Friday, December 2, 2011

Mind Muscle Connection

by Kris Pitcher

There is great benefit to slower and lower when it comes to pushing the weights. It's tough on the psyche...we want the big numbers. But depending on what our goal is it just might be to our advantage to lighten up.

Making the mind muscle connection is very powerful. Putting your mental focus on your working muscle through the eccentric (lengthening) and concentric (contracting) phases of the lift is very beneficial.

But in order to do that we have to sacrifice a little bit of weight in order to slow things down and control the movement. Often when we're pushing the big numbers we've got momentum and gravity on our side. The big problem with that is propensity for injury.

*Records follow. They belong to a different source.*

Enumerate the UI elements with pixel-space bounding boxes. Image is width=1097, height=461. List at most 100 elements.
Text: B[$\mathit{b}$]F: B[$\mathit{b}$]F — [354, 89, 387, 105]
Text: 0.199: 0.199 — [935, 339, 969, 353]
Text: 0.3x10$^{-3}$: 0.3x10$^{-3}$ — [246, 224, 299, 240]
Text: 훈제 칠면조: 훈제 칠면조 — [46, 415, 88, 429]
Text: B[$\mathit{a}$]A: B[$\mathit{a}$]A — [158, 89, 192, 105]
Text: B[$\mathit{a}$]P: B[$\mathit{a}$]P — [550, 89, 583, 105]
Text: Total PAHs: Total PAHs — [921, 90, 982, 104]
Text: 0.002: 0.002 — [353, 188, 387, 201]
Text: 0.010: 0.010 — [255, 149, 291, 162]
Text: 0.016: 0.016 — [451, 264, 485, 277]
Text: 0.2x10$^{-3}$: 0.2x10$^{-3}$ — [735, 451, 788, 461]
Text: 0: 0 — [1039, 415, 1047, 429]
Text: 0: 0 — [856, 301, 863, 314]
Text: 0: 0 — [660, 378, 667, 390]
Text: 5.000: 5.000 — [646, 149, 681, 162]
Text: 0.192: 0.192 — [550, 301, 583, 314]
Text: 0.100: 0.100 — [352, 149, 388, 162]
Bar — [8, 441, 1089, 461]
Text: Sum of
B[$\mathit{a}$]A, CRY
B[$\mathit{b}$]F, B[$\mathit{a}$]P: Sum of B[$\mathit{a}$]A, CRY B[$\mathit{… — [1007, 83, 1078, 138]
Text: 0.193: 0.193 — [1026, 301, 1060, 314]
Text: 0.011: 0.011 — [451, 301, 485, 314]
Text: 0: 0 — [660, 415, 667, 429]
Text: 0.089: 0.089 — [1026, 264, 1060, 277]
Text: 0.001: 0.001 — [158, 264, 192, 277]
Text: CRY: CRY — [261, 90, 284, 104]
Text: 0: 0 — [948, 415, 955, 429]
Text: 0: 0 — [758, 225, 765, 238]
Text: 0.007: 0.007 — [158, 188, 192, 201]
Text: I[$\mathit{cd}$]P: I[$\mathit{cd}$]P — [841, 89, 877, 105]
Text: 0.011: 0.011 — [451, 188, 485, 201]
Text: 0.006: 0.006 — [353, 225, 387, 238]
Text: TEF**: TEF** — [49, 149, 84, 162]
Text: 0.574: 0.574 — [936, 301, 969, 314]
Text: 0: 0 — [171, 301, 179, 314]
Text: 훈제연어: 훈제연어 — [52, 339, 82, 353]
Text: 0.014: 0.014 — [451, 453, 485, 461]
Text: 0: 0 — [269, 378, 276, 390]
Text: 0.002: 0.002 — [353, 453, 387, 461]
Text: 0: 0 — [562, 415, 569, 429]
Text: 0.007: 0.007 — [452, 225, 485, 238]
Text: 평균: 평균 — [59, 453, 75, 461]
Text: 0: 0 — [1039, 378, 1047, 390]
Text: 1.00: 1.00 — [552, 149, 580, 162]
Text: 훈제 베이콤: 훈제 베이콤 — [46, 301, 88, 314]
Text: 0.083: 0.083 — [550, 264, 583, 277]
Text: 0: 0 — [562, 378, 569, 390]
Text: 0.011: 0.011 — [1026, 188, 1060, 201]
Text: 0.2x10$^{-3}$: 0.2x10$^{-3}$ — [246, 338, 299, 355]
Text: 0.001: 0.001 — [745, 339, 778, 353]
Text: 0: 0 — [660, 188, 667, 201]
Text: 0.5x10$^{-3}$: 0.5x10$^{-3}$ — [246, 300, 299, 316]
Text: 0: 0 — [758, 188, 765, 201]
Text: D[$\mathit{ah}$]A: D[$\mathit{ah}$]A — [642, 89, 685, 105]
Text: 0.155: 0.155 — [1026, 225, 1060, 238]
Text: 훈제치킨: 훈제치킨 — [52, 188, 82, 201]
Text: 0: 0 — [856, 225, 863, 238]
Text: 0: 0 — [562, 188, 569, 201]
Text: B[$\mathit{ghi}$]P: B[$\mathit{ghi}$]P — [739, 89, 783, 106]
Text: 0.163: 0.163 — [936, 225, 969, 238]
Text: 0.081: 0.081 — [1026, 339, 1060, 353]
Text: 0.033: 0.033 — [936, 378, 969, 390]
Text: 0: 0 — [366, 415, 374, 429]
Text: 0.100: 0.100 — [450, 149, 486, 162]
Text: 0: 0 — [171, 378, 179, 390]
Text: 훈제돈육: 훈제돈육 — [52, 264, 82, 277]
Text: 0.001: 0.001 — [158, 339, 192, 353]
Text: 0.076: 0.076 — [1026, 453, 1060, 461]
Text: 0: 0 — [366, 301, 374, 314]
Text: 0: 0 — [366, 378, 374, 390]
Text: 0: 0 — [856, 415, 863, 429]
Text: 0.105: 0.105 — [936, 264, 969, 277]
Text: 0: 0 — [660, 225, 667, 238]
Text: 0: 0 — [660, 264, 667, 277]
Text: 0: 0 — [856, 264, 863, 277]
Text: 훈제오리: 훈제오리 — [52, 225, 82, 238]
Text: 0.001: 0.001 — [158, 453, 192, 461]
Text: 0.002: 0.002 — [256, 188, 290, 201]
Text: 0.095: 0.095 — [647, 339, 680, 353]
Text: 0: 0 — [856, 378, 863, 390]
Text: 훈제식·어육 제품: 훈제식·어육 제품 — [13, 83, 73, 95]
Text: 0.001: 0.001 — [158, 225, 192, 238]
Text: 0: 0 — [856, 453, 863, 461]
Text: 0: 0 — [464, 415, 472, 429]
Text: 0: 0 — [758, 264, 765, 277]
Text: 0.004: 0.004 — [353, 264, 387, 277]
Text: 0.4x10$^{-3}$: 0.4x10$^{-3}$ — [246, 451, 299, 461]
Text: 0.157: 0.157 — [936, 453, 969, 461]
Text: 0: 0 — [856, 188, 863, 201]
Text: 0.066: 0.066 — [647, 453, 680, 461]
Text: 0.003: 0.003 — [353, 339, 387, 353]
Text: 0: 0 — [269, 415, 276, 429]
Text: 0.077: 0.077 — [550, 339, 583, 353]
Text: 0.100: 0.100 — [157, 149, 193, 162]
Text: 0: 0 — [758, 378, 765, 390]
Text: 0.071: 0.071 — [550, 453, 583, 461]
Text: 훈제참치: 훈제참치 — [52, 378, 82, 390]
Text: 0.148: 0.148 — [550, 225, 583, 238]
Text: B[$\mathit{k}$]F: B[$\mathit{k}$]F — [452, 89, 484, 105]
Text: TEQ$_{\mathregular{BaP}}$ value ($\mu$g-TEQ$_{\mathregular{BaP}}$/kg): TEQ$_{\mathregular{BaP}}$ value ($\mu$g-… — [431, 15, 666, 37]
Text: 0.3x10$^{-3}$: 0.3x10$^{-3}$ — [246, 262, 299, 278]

Feeling the full contraction and squeezing through each repetition is the mind muscle connection in action. Controlling the movement and feeling each contraction allows you to actually recruit more fibers and work harder than just pushing more weight.

What's the benefit? Better recruitment means better symmetry, it also means greater growth. We also take out the involvement of our antagonist muscles when we work slow and controlled. For instance the antagonist to the biceps are the triceps. When we're flinging the weights around doing curls our triceps are working to slow things down. They're trying to put on the breaks.

But by reducing the weight and controlling the movement our biceps can take on all the resistance, and we benefit from making the mind muscle connection. We can execute the full contraction, feel the squeeze and recruit more fibers. Yeah! Bigger biceps!

So, put your ego in the locker and try controlling the entire movement with lighter weights. Feel the contraction and squeeze. Focus your mental energy on the movement and experience the improvements the mind muscle connection will bring you.